# How to prove the following using direct proof

$[(\sim p \vee q) \wedge p ] \Rightarrow q$

What should be done next in order to apply direct proof to the example above?

The following process has been already done but seemingly it's incorrect:

1st. Apply distributive property

2nd. After applying complementation it results into $[ F \vee (q \wedge p) ]$

3rd. Applying distributive property a second time.

Eventualy the result is $q \wedge P$ , which cannot conclude anything... what shall I do?

• Hint: $[\neg p \lor q ]\equiv [p\implies q]$ – Dan Christensen Aug 19 '14 at 15:38

Since you have the antecedent $[(\sim p \vee q) \wedge p ]$ reduced to $q \land p$ (which is correct), you simplify (or you might call it $\land$-elimination) to get $q$, as desired.

That is, $$q\land p$$

$$\therefore q$$

Hence, we can claim that $[(\sim p \vee q) \wedge p ] \Rightarrow q$.

(Therefore $p$ follows as well, but you are asked to show that the antecedent implies the consequent, so $p$ isn't relevant here.)

Use conjunction elimination, or take the long route.

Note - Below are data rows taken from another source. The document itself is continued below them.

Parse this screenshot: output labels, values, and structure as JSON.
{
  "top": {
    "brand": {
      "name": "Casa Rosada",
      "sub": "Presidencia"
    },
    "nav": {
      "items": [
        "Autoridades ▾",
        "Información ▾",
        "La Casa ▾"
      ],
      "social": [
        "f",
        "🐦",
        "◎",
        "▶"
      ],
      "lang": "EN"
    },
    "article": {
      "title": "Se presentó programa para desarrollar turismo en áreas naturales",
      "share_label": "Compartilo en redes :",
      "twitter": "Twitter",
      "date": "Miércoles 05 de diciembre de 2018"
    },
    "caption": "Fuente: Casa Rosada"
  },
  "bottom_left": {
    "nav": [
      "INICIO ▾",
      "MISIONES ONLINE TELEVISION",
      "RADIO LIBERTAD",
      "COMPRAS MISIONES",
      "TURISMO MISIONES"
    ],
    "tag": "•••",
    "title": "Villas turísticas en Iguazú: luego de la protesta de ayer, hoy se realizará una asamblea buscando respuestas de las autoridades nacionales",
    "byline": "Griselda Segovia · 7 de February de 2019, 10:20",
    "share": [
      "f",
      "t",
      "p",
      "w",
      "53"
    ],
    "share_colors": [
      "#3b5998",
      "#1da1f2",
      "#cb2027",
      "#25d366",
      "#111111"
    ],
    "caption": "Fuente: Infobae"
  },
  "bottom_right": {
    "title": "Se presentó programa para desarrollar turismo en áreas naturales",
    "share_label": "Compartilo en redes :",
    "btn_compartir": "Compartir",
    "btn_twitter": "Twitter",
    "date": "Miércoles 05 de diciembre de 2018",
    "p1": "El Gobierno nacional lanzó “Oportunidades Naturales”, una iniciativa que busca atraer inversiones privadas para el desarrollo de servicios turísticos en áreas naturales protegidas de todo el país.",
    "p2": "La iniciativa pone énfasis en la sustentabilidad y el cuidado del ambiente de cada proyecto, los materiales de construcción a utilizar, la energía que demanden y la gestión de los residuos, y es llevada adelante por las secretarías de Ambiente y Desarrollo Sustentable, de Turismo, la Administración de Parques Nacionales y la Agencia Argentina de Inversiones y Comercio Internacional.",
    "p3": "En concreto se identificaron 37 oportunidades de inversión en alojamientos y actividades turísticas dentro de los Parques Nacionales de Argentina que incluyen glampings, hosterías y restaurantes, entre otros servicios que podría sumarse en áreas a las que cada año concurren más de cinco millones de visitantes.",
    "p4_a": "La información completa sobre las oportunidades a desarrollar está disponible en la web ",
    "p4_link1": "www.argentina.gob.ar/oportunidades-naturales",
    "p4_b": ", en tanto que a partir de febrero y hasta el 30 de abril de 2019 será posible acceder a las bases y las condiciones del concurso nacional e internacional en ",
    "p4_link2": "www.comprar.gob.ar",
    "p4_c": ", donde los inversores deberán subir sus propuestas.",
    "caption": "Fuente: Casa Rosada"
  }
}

\left.\begin{align} (p\wedge q) \to q & & \text{premise} \\ (\neg p \vee \neg q) \vee q & &\text{conditional} \\ \neg p \vee (\neg q\vee q) & &\text{disjunctive associativity} \\ \neg p \vee \top & &\text{disjunctive negation} \\ \top & &\text{universal bound} \end{align}\right\}\quad(p\wedge q)\implies q \quad \text{conjunctive elimination}